Der Einsatz von Algorithmen und künstlicher Intelligenz (KI) sowie die optimale Nutzung von Daten versprechen große Potenziale für Wirtschaft und Gesellschaft. Gleichzeitig stellen sich aber zahlreiche ethische und rechtliche Fragen, konstatiert der eco - Verband der Internetwirtschaft. "Wir nehmen diese Fragestellungen sehr ernst", sagte dessen Sprecher Oliver Süme in Berlin. Man sei allerdings der Auffassung, dass ethische Normen, Handlungsleitlinien und auch rechtliche Rahmenbedingungen für Entwicklung und Einsatz digitaler Technologien nicht einfach von staatlicher Seite festgelegt werden sollten. Vielmehr müsse es einen Schulterschluss zwischen Wirtschaft, Politik und Zivilgesellschaft geben. Deutschland brauche einen diskursiven Ansatz zu Fragen digitaler Ethik.

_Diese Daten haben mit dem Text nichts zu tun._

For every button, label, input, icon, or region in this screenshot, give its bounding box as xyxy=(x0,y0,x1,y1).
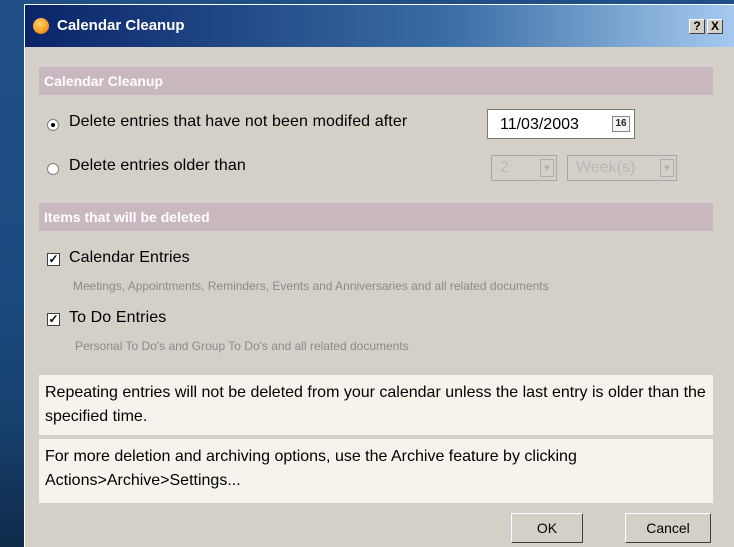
title-bar[interactable]: Calendar Cleanup ? X xyxy=(25,5,734,47)
count-value: 2 xyxy=(500,159,509,176)
app-icon xyxy=(33,18,49,34)
repeating-entries-note: Repeating entries will not be deleted fr… xyxy=(39,375,713,435)
delete-older-than-label[interactable]: Delete entries older than xyxy=(69,157,246,175)
delete-older-than-radio[interactable] xyxy=(47,163,59,175)
section-header-items-deleted: Items that will be deleted xyxy=(39,203,713,231)
calendar-entries-description: Meetings, Appointments, Reminders, Event… xyxy=(73,279,549,293)
unit-value: Week(s) xyxy=(576,159,636,176)
date-value: 11/03/2003 xyxy=(500,116,579,133)
close-button[interactable]: X xyxy=(707,19,723,34)
calendar-entries-label[interactable]: Calendar Entries xyxy=(69,249,190,267)
todo-entries-description: Personal To Do's and Group To Do's and a… xyxy=(75,339,409,353)
date-field[interactable]: 11/03/2003 16 xyxy=(487,109,635,139)
delete-not-modified-radio[interactable] xyxy=(47,119,59,131)
calendar-entries-checkbox[interactable]: ✓ xyxy=(47,253,60,266)
chevron-down-icon: ▼ xyxy=(540,159,554,177)
todo-entries-label[interactable]: To Do Entries xyxy=(69,309,166,327)
archive-note: For more deletion and archiving options,… xyxy=(39,439,713,503)
window-title: Calendar Cleanup xyxy=(57,17,185,34)
help-button[interactable]: ? xyxy=(689,19,705,34)
todo-entries-checkbox[interactable]: ✓ xyxy=(47,313,60,326)
cancel-button[interactable]: Cancel xyxy=(625,513,711,543)
chevron-down-icon: ▼ xyxy=(660,159,674,177)
section-header-calendar-cleanup: Calendar Cleanup xyxy=(39,67,713,95)
calendar-cleanup-dialog: Calendar Cleanup ? X Calendar Cleanup De… xyxy=(24,4,734,547)
unit-dropdown[interactable]: Week(s) ▼ xyxy=(567,155,677,181)
ok-button[interactable]: OK xyxy=(511,513,583,543)
delete-not-modified-label[interactable]: Delete entries that have not been modife… xyxy=(69,113,407,131)
calendar-picker-icon[interactable]: 16 xyxy=(612,116,630,132)
count-dropdown[interactable]: 2 ▼ xyxy=(491,155,557,181)
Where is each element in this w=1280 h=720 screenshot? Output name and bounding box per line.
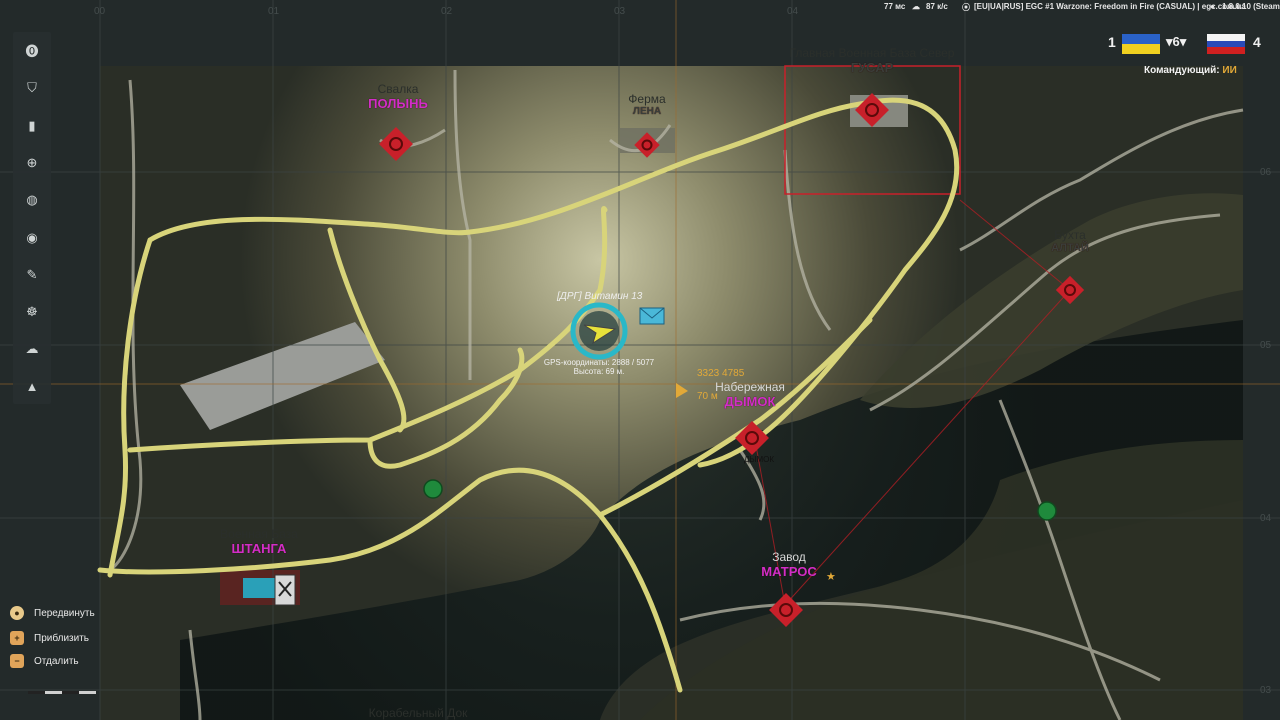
russia-flag-icon (1207, 34, 1245, 54)
map-tools-sidebar: ⓿ ⛉ ▮ ⊕ ◍ ◉ ✎ ☸ ☁ ▲ (13, 32, 51, 404)
location-code: ШТАНГА (231, 541, 287, 556)
alert-icon[interactable]: ⓿ (22, 40, 42, 60)
location-label-dymok: Набережная ДЫМОК (715, 380, 785, 409)
globe-icon[interactable]: ◍ (22, 190, 42, 210)
location-code: ПОЛЫНЬ (368, 96, 428, 111)
legend-zoom-in: + Приблизить (10, 631, 89, 645)
player-marker (570, 302, 628, 360)
legend-move: ● Передвинуть (10, 606, 95, 620)
player-gps: GPS-координаты: 2888 / 5077 Высота: 69 м… (543, 358, 655, 376)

Süme verwies darauf, dass Unternehmen bereits heute Verantwortung übernähmen, unabhängig von staatlichen Vorschriften. Bestes Beispiel dafür sei die Internet-Beschwerdestelle. Gemeinsam mit Internet-Unternehmen und in einem weltweiten Verbund setze sie sich für eine rasche Löschung rechtswidriger Inhalte wie beispielsweise Kinderpornografie oder Hassreden ein und sei damit ein verlässlicher Partner für staatliche Strafverfolgungsbehörden. Eine Neuordnung des Rechtssystems, um eine digitale Ethik festzuzurren, sieht der eco-Chef skeptisch: "Das Internet ist schon heute kein rechtsfreier Raum, obwohl Kritiker dies immer wieder gerne verkünden." Gerade in Europa gebe es einen engmaschigen Rechtsrahmen für das Internet: "Wir brauchen keine Flut neuer rechtlicher Rahmenbedingungen und Regulierungen, sondern müssen zunächst unsere bestehende Rechtskultur auf die neuen Technologien anwenden und gegebenenfalls anpassen."
Auch der Bundesverband Digitale Wirtschaft (BVDW) sieht Bedarf für digitale Leitplanken – vor allem beim Einsatz von KI. Der Verband hat dafür acht Leitlinien präsentiert. Die Digitalbranche werde sich dafür einsetzen, unter Einbeziehung von Gesellschaft, Wirtschaft und Politik einen Austausch zu initiieren. Dabei gehe es vor allem darum, ethische Grundsatzfragen zu klären. Dies sei eine zwingende Voraussetzung für den Durchbruch der KI-Technik. BVDW-Vizepräsident Marco Zingler erklärte: "Hierfür braucht es Vertrauen, was die Branche nur durch Transparenz und kontinuierliche Aufklärung schaffen kann."
Mehr Netzwerke, weniger Zusammenhalt
Der Aspekt Vertrauen spielt auch für Bill McDermott eine zentrale Rolle. "Ohne Vertrauen können wir nichts bewegen", sagte der SAP-CEO kürzlich auf dem Weltwirtschaftsforum in Davos. "Die meisten Menschen wollen sich darauf verlassen können, dass die Institutionen, mit denen sie täglich zu tun haben – Unternehmen, Behörden und gemeinnützige Organisationen – sich um diese großen Probleme kümmern." Doch dieses Vertrauen ist aus Sicht von McDermott erschüttert. Das könne verheerende Auswirkungen haben. Obwohl die Welt immer stärker vernetzt sei, zersplitterten die Gesellschaften mehr denn je.
Pro und Contra Verhaltenskodex: Künstliche Intelligenz - auch eine Frage der Ethik
Dass der Staat bei der Lösung der Probleme mitreden will, daran ließ Bundesjustizministerin Katarina Barley keinen Zweifel. Die "digitale Wildnis" könne nur legislativ geordnet werden, wenn man über ethische Maßstäbe diskutiere. "Gerade im Bereich Algorithmen und künstliche Intelligenz wollen wir genauer wissen, welche Weichen wir hier stellen müssen", sagte sie. "Ohne verbindliche Regeln geht es nicht."